If current sales tax revenues are any indication, then $500,000 may fall well short of how much money is actually raised.
In fact, Tucker believes the county stands to raise about $1.5 million. According to current revenues the county makes on another 1-cent sales tax, Tucker said the books indicate about $1.5 million each year from that tax.
“It fluctuates so much, but way back when this first surfaced, I researched it and looked into how much a 1-cent tax would bring in,” Tucker said.
How will projects be funded?
While questions still remain over how much money the tax will generate, neither $1.5 million nor $500,000 will fund all the projects Armstead says are needed. Instead, Armstead believes the county should take revenues from the sales tax and use it to make payments on a bond issue.

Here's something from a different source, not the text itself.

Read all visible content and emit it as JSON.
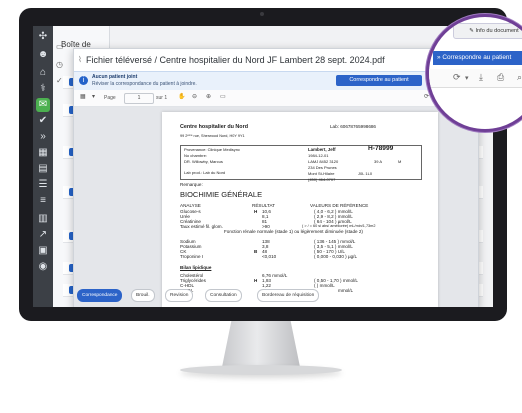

“We can’t do all of those things with the money we get in one year,” he said. “We’ll probably go ahead and get a bond issue that will fund all the projects.”
Buddy Sharpless, executive director of the Alabama County Commission Association, said that $500,000 would probably be enough to float a $20 million bond issue.
Despite all the talk, however, the reality is that commissioners have not developed a detailed plan of how the revenue from the tax will be spent. Armstead said that plan would be presented at the commission’s next regular meeting, scheduled for February.